If you stay on Ambergris Caye Island, your boat ride to the Blue Hole will be 3 hours, while a ride from Placencia will take 4 hours. You can plan your dive by booking a day boat or dive off a liveaboard. Belize has fantastic year-round diving conditions but keep in mind that the rainy season lasts from April through to October.
- Sea of Cortez, Mexico
Now known as the Gulf of California, Cousteau once called the Sea of Cortez “the world’s aquarium”. He was onto something – the diversity and variety of marine species in this sea is nothing short of incredible. There are over 900 species of fish alone, not to mention some extra curious sea lions who will happily join you on your dive.

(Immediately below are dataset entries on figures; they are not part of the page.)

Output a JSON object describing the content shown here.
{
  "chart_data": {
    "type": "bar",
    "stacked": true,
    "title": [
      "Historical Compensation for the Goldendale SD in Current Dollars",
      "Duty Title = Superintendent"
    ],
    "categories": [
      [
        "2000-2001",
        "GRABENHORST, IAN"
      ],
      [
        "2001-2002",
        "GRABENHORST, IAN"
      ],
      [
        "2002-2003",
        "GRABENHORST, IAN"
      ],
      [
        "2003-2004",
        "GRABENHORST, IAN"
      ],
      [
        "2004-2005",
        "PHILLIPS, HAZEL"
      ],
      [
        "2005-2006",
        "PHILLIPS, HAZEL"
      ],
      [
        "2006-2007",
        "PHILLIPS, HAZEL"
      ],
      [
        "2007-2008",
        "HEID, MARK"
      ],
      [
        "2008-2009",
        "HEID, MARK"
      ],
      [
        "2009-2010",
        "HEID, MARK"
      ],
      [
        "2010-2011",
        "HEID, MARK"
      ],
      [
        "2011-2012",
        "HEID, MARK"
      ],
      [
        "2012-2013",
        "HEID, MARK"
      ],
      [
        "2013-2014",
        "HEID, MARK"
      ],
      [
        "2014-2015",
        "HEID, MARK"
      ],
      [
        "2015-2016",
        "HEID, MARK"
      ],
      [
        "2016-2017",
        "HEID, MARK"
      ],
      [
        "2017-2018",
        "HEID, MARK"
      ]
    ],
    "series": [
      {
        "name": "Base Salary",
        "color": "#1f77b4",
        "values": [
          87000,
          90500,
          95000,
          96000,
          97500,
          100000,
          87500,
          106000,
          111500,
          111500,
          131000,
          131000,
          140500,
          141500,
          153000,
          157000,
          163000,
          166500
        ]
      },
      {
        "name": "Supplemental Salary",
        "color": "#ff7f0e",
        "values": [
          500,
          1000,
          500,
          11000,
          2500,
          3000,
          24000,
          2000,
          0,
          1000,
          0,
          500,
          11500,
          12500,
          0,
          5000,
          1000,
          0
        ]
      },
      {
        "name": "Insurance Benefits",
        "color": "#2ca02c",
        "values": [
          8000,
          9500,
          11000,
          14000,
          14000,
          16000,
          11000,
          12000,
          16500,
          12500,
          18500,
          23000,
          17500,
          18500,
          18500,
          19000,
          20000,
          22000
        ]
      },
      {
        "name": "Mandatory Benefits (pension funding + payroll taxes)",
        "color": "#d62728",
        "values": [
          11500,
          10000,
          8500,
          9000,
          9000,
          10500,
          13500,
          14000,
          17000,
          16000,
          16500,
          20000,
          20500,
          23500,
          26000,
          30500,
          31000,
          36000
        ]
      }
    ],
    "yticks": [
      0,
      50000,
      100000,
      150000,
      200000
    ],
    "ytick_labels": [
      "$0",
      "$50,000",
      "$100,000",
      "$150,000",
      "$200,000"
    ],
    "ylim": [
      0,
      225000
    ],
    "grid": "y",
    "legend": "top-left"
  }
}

There’s a lot of (underwater) ground to cover here! Want to swim with sea lions? Check out Los Islotes. Or maybe hammerheads are more your speed? If so, make your way to Isla San Pedro. Whether you’re a beginner or a seasoned diver, there’s something for you here. Cabo Pulmo, La Paz, and Los Cabos are all fantastic options to consider if you’re new to diving, while more experienced divers may want to explore the Midriff Islands, El Bajo, or Gordo Banks.
Warm waters make for great whale and hammerhead shark sightings, so plan your dive from August to November. If you don’t mind a chillier dip from December to March, you’re likely to swim amongst octopuses and friendly sea lions. Low season is June and July but if you’re further south, you can still get some good dives in.
- Red Sea, Egypt
Cousteau highlighted a piece of history in the Red Sea when he showcased a dive to the SS Thistlegorm in his 1950s series ‘The Living Sea, The Silent World’. The sunken cargo steamship went to her watery grave in 1942 after being hit by German air bombers. The dive site feels like an underwater museum with WWII artefacts including trucks, motorcycles, guns and airplane parts. The rest of the Red Sea is just as intriguing with colourful reefs, other historical shipwrecks, and an impressive variety of marine species including dolphins and manatees.
If the SS Thistlegorm is on your dive itinerary when visiting the Red Sea, you should plan a liveaboard as it takes at least three hours to get there from the shore. It’s a popular and high-traffic spot for divers, so an early dive is a good way to avoid the crowds. Currents can be strong with the ship found 100 feet down, so you should have advanced diving certification and at least 20 dives under your belt for this one – Nitrox certification would be a bonus but isn’t necessary!
The Red Sea is known for its good visibility and conditions which are calm and clear at any time of the year. March through May and September to November are considered the peak seasons, so if you’d prefer a quieter dive, then plan to go off season.